Pendant la guerre, aucun organisme officiel n'a tenu de statistiques précises sur les pertes civiles, mais les chercheurs avancent que le conflit aurait tué, directement ou indirectement, jusqu'à 13 millions de victimes. En Europe et en Asie Mineure, des millions de personnes furent arrachées à leurs foyers et déplacées. Les pertes matérielles et industrielles furent catastrophiques, notamment en France, en Belgique, en Pologne et en Serbie, où les combats furent les plus lourds.

Les traités de Saint-Germain-en-Laye, de Trianon et de Sèvres

Après une guerre si dévastatrice, les puissances victorieuses imposèrent une série de traités sévères aux nations vaincues. Ceux-ci prévoyaient la perte de vastes portions de territoires et le paiement de lourdes réparations.
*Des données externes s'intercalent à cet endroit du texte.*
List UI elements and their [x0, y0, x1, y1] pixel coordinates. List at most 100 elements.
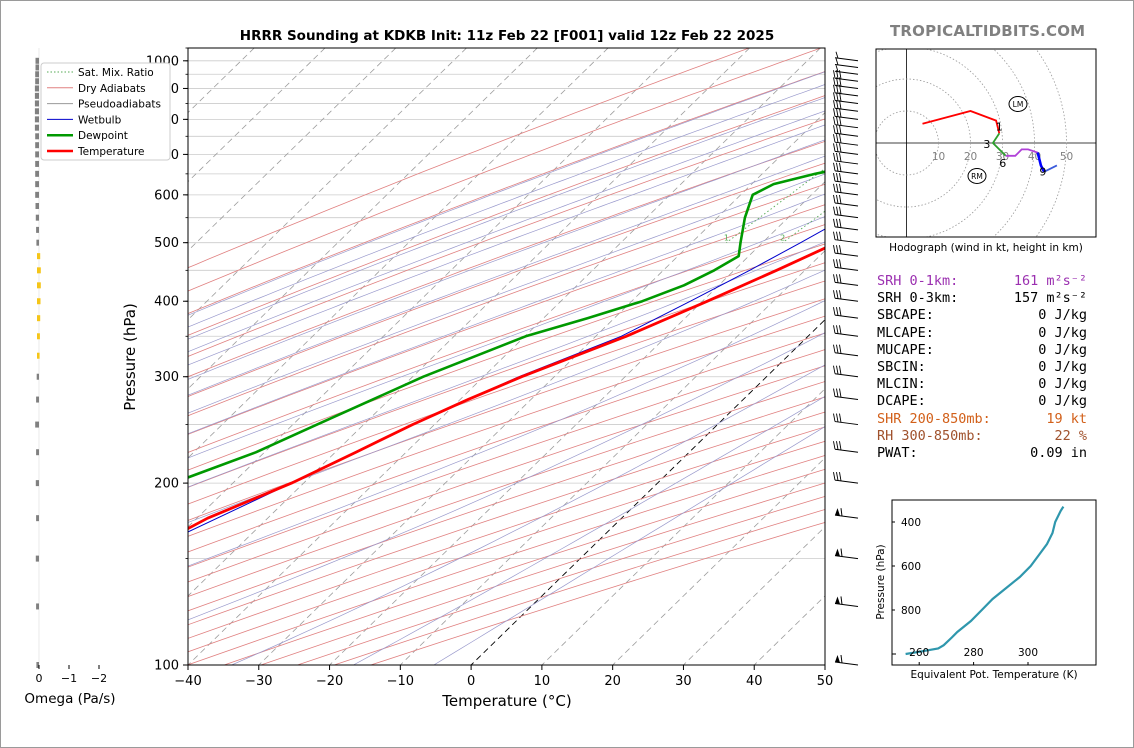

On avait rarement vu le visage de l'Europe changer de manière si profonde. La guerre marqua la disparition des empires allemand, austro-hongrois, russe et ottoman.
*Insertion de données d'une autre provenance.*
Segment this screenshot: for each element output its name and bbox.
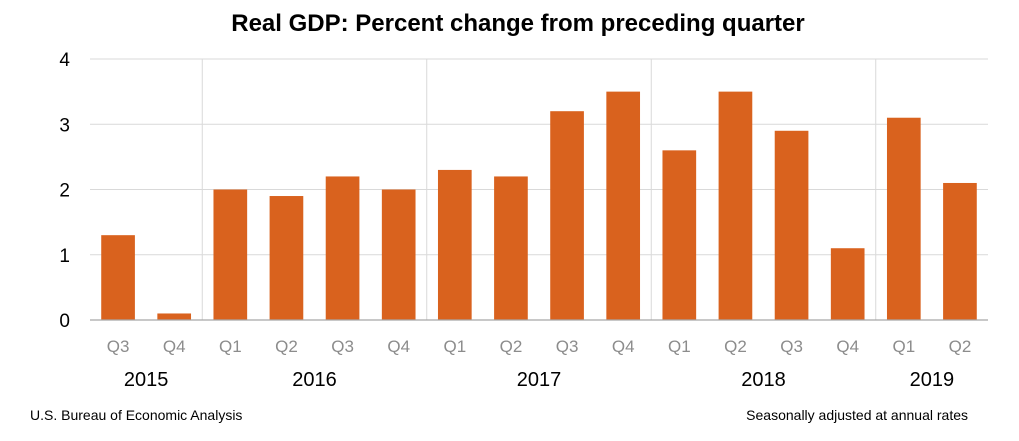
- bar-15: [943, 182, 977, 320]
- year-label: 2018: [741, 369, 786, 391]
- x-tick-label: Q2: [949, 337, 972, 356]
- bar-14: [886, 117, 921, 320]
- x-axis-quarter-ticks: Q3 Q4 Q1 Q2 Q3 Q4 Q1 Q2 Q3 Q4 Q1 Q2 Q3 Q4 Q1 Q2: [107, 337, 972, 356]
- bar-9: [606, 91, 641, 320]
- seasonal-adjustment-note: Seasonally adjusted at annual rates: [746, 407, 968, 423]
- bar-11: [718, 91, 753, 320]
- bar-6: [437, 169, 472, 320]
- year-label: 2016: [292, 369, 337, 391]
- y-tick-label: 3: [59, 115, 70, 136]
- bars: [101, 91, 977, 320]
- x-tick-label: Q2: [275, 337, 298, 356]
- x-tick-label: Q3: [556, 337, 579, 356]
- x-tick-label: Q3: [780, 337, 803, 356]
- bar-13: [830, 248, 865, 320]
- x-tick-label: Q1: [219, 337, 242, 356]
- year-dividers: [201, 59, 877, 320]
- x-tick-label: Q4: [387, 337, 410, 356]
- x-tick-label: Q1: [443, 337, 466, 356]
- x-tick-label: Q4: [836, 337, 859, 356]
- bar-12: [774, 130, 809, 320]
- bar-7: [494, 176, 528, 320]
- y-tick-label: 1: [59, 246, 70, 267]
- bar-10: [662, 150, 697, 320]
- chart-title: Real GDP: Percent change from preceding …: [231, 10, 804, 37]
- year-label: 2019: [910, 369, 955, 391]
- x-tick-label: Q1: [892, 337, 915, 356]
- y-axis-ticks: 0 1 2 3 4: [59, 50, 70, 332]
- x-tick-label: Q4: [163, 337, 186, 356]
- x-tick-label: Q2: [724, 337, 747, 356]
- y-tick-label: 2: [59, 181, 70, 202]
- bar-8: [550, 111, 584, 320]
- x-tick-label: Q2: [500, 337, 523, 356]
- bar-1: [157, 313, 192, 320]
- year-label: 2017: [517, 369, 562, 391]
- x-axis-year-labels: 2015 2016 2017 2018 2019: [124, 369, 954, 391]
- bar-4: [325, 176, 360, 320]
- bar-3: [269, 196, 304, 320]
- x-tick-label: Q3: [107, 337, 130, 356]
- bar-2: [213, 189, 248, 320]
- y-tick-label: 4: [59, 50, 70, 71]
- y-tick-label: 0: [59, 311, 70, 332]
- x-tick-label: Q1: [668, 337, 691, 356]
- bar-5: [381, 189, 416, 320]
- x-tick-label: Q3: [331, 337, 354, 356]
- x-tick-label: Q4: [612, 337, 635, 356]
- bar-0: [101, 235, 135, 320]
- source-note: U.S. Bureau of Economic Analysis: [30, 407, 242, 423]
- year-label: 2015: [124, 369, 169, 391]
Le traité de Saint-Germain-en-Laye du 10 septembre 1919 fonda la République d'Autriche, qui se composait de régions germanophones prises à l'Empire des Habsbourg. Des anciennes terres domaniales naquirent les États successeurs comme la Tchécoslovaquie, la Pologne, et le Royaume des Serbes, Croates et Slovènes, qui devint la Yougoslavie en 1929. Le traité donnait aussi le Tyrol du Sud, Trieste, Trentino, et l'Istrie à l'Italie, et la Bucovine à la Roumanie. Un principe important du texte était que l'Autriche se voyait empêchée de s'unir avec l'Allemagne, ce que les « Pan-germanistes » avaient longtemps désiré et qu'Adolf Hitler (né en Autriche) et le Parti Nazi, préconisaient haut et fort. L'autre partie de la double monarchie, la Hongrie, devint un État indépendant. De par le traité du Trianon (4 juin 1920), elle cédait la Transylvanie à la Roumanie, la Slovaquie et la Ruthénie subcarpatique à la nouvelle Tchécoslovaquie, et d'autres terres à la future Yougoslavie. L'Empire ottoman signa le Traité de Sèvres le 10 août 1920, mettant ainsi fin aux hostilités avec les puissances alliées. Peu après cependant, une guerre d'indépendance turque commença, et donna naissance à la nouvelle République de Turquie. Le traité de Lausanne, en 1923, remplaça celui de Sèvres, divisant de fait le vieil Empire ottoman.

Les « quatorze points de Wilson »

Environ 10 mois avant la guerre, en janvier 1918, le président américain Woodrow Wilson avait rédigé une liste de buts de guerre qu'il avait appelée « Les quatorze points ». Huit de ces points traitaient spécifiquement de décisions territoriales et politiques associées à la victoire des puissances de l'Entente et prenaient en compte l'idée d'autodétermination nationale pour les peuples d'Europe. Les autres principes du texte concernaient la prévention d'autres guerres, avec, au dernier point, une proposition de Société des Nations, arbitre des conflits internationaux. Wilson voyait dans cette proposition une paix juste et durable : une « paix sans victoire ».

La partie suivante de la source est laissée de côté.